Hier geht es um berühmte Trainer wie Hans Weiss Willer, der sich in der Saison 48/49 als Spielertrainer über Neuzugang Hans Schäfer und den Aufstieg in die Oberliga freuen darf. Die Erfolge setzten sich in der Folgesaison fort und das Maskottchen Hennes feierte 1950 seinen ersten Auftritt bei einem Karnevalstreffen. Ihm ist ein eigenes Kapitel im Buch gewidmet. In der Saison 52/53 erreichte der FC erstmals die Endrunde der Deutschen Meisterschaft, der Titel ist aber noch nicht gewonnen.

1954 etablierte sich der FC in der höchsten Spielklasse und feierte seine Weltmeister Hans Schaeffer und Paul Mbus. Und wie so oft beim FC liegen Freud und Leid nebeneinander. Im nächsten Kapitel kämpfst du gegen den Untergang. Zlato „Chick“ Cajkowski, der 1955 nach Köln kam, ist einer der bekanntesten Trainer des FC Soccer Club. In der Saison 60/61 hatte Köln mit Real Madrid in Mungerdorf einige bemerkenswerte Gäste zu Gast.

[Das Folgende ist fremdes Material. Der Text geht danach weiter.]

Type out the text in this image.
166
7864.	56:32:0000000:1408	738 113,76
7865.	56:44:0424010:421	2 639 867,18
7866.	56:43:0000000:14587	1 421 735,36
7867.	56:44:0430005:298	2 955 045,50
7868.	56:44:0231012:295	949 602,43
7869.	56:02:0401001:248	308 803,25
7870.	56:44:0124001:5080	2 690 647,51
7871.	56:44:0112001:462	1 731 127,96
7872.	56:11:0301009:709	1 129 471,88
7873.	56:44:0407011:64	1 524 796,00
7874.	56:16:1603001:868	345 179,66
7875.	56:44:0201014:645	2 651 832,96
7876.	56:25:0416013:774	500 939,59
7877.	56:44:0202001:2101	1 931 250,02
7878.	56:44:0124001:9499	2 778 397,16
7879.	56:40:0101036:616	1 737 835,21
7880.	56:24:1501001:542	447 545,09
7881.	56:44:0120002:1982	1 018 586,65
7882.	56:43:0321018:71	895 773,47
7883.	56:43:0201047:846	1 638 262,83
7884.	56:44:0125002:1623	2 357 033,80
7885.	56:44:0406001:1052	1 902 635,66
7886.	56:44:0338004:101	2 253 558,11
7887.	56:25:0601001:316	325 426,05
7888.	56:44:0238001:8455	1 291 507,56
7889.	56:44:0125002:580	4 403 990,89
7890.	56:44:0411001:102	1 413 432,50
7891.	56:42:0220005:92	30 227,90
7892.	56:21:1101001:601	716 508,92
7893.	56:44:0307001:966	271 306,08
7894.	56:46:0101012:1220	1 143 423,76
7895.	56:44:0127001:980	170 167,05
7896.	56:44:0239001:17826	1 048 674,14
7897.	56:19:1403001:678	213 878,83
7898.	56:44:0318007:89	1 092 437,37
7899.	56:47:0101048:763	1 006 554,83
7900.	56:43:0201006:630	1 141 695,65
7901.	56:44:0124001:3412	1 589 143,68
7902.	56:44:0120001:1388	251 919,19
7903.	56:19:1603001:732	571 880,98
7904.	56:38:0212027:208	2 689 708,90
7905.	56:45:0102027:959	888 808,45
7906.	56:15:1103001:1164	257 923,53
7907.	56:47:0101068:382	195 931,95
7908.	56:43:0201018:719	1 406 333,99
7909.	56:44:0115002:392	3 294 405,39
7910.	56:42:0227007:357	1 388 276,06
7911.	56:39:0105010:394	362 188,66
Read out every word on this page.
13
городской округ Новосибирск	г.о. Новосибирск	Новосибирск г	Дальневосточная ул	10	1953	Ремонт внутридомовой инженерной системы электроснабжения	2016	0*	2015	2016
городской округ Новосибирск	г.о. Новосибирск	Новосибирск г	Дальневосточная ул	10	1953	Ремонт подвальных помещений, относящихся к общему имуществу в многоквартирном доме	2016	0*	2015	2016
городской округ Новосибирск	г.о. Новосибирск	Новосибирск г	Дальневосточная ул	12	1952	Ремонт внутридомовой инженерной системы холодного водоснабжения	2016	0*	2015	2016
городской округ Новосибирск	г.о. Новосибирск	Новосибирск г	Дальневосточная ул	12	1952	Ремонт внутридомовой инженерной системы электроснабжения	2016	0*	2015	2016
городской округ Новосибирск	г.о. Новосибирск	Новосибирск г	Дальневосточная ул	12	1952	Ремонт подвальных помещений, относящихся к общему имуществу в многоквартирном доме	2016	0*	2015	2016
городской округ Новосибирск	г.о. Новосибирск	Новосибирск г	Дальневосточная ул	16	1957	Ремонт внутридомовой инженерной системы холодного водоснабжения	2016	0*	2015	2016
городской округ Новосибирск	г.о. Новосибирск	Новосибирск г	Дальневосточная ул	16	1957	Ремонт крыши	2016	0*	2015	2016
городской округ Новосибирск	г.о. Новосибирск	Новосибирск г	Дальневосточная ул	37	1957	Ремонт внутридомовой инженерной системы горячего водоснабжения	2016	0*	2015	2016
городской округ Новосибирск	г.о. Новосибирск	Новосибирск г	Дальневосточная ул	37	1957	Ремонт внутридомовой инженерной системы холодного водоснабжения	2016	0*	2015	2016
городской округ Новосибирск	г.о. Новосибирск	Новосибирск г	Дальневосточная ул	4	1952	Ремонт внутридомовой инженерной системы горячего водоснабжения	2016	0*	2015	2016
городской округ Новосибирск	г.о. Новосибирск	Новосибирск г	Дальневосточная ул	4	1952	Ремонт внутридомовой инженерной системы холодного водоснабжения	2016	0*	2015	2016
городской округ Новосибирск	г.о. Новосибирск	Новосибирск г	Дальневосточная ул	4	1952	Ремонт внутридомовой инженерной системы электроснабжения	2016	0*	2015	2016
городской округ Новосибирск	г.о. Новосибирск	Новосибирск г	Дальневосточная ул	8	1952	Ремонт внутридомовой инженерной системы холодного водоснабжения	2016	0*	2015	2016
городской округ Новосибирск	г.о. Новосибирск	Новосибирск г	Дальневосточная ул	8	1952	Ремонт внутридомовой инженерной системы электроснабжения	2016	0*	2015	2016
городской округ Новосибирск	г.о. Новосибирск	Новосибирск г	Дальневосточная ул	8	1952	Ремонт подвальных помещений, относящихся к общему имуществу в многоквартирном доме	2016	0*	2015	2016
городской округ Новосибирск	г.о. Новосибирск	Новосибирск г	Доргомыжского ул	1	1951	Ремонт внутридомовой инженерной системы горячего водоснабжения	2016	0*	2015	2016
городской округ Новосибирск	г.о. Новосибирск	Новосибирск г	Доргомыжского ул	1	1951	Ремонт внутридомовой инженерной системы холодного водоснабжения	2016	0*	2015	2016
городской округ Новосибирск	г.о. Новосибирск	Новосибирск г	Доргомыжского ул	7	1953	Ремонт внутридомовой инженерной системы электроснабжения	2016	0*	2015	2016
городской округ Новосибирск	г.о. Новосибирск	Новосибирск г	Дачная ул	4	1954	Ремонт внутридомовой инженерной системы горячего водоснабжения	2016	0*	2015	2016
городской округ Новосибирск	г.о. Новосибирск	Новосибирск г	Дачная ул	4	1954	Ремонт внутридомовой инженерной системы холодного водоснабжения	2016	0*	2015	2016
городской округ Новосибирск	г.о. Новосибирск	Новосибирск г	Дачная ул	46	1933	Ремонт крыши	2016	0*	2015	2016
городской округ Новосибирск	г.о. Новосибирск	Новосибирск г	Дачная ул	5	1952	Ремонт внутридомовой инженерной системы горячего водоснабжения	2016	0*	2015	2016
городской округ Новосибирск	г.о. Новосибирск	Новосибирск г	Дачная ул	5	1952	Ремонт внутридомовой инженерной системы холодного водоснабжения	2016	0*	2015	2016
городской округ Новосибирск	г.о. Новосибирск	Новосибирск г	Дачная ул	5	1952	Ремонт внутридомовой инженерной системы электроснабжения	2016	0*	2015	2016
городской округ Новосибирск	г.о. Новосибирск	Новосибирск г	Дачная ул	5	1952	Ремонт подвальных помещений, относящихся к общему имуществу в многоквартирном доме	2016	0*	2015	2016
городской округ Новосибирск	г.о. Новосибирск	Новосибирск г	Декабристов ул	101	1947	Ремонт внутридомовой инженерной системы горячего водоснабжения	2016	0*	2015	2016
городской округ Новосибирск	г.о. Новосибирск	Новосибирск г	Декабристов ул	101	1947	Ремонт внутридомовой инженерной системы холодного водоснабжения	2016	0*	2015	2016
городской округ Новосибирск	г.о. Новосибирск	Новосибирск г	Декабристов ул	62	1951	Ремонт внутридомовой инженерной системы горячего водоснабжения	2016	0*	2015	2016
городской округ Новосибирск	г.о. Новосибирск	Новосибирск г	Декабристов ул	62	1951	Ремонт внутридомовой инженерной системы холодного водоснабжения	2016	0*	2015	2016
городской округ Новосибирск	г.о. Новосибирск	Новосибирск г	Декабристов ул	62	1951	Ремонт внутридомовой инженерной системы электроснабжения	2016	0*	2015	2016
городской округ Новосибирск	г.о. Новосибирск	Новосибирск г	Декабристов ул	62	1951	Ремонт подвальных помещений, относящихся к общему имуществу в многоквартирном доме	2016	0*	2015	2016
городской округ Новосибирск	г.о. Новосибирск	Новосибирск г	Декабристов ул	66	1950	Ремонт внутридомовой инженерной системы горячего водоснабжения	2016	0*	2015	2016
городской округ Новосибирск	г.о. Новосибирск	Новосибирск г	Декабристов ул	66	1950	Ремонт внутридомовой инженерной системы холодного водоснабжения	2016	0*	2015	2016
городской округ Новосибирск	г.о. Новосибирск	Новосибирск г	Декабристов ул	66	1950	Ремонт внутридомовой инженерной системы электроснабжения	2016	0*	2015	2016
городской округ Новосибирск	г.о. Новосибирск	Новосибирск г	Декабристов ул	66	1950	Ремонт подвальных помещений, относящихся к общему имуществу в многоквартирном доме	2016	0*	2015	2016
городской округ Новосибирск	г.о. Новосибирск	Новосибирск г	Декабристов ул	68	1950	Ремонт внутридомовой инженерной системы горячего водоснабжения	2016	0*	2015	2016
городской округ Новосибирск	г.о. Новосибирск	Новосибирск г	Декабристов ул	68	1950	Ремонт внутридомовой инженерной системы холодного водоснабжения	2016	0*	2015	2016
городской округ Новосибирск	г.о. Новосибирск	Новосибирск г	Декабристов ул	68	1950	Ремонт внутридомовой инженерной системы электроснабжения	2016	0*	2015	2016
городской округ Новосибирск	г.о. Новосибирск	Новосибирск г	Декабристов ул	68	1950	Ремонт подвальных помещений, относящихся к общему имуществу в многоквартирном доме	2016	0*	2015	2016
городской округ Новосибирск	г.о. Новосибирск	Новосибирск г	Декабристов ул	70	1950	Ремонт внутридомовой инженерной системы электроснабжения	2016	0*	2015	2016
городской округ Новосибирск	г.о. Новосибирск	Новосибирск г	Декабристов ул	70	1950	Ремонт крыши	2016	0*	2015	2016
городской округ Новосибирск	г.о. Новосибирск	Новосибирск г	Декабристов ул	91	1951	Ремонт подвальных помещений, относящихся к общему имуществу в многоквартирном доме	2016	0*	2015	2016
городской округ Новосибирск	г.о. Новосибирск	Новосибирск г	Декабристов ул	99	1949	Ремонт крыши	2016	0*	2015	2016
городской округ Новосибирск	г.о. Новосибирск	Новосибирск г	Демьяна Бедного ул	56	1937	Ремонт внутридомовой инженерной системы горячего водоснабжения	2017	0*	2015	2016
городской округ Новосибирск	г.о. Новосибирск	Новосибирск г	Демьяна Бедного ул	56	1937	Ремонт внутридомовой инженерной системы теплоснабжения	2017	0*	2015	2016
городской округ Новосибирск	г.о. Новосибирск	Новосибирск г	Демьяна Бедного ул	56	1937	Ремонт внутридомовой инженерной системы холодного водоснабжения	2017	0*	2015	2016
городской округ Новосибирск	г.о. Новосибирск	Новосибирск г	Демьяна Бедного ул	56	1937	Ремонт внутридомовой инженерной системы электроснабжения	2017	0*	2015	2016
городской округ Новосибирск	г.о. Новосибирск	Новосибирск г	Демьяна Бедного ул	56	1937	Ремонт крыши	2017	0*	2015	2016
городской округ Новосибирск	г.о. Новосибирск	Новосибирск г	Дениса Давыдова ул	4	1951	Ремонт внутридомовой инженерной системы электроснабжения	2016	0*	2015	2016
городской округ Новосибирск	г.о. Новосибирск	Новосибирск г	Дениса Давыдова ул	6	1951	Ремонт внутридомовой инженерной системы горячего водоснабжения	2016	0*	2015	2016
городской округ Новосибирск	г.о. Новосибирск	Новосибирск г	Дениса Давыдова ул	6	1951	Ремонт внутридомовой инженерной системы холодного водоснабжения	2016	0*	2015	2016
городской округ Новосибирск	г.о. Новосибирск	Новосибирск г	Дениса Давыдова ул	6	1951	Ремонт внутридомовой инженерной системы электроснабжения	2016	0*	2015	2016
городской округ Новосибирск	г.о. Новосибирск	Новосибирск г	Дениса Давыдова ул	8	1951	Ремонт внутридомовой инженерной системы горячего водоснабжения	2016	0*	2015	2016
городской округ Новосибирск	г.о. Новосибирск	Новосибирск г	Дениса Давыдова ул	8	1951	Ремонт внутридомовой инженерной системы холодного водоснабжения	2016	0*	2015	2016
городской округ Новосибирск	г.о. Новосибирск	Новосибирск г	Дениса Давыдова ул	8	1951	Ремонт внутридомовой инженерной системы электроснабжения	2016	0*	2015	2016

1962 gewann der FC mit Hans Schaefer und Trainer „Tsic“ Cajkowski seine erste Meisterschaft. Weitere Meistertitel gab es 1964 mit Wolfgang Everett in der neuen Bundesliga und 1978 unter anderem mit Dieter Müller, Tony Schumacher und Gerd Struck. Double kam 1978 an den Rhein. Sie gewinnen den Pokal im Finale gegen Düsseldorf. Im selben Jahr stießen mit Pierre Litbarsky und Brand Schuster neue Stars zum FC.

Auch die Folgejahre verliefen recht wechselhaft, der FC konnte den Major-Titel nicht mehr nach Köln holen. In den Reihen des FC gibt es immer große Stars, von Klaus Allofs über Thomas „Ike“ Hassler, Toni Polster und Dirk Lautner bis hin zu Lukas Podolski, der 2003 zum FC kam, und Anthony Modeste.

Persönlichkeiten wie Christoph Daum, Ewald Leinen, Peter Stöger oder aktuell Stephen Baumgart haben die Vereinsgeschichte der Rot-Weißen unter den Trainern geprägt. Auch Skandale wie der Eklat nach der Veröffentlichung von Tony Schumachers Buch „Unpfeif“ oder emotionale Höhen und Tiefen gehören dazu. Nach dem sechsten Aufstieg ist der FC ab der Saison 2019/20 in die erste Liga zurückgekehrt. Er hat den neunten Platz in ihrer Geschichtstabelle belegt.

Ein weiterer Schwerpunkt der Chronik sind die Frauen des FC und ihr Weg von Brauweiler nach Geißbockheim. Weitere Kapitel widmen sich den FC-Fans, dem Stadion als Ort der Leidenschaft und Giesbockheim als Heimat des Erstligisten. Abgerundet wird das gewichtige Buchprojekt durch die akkurate Statistikabteilung.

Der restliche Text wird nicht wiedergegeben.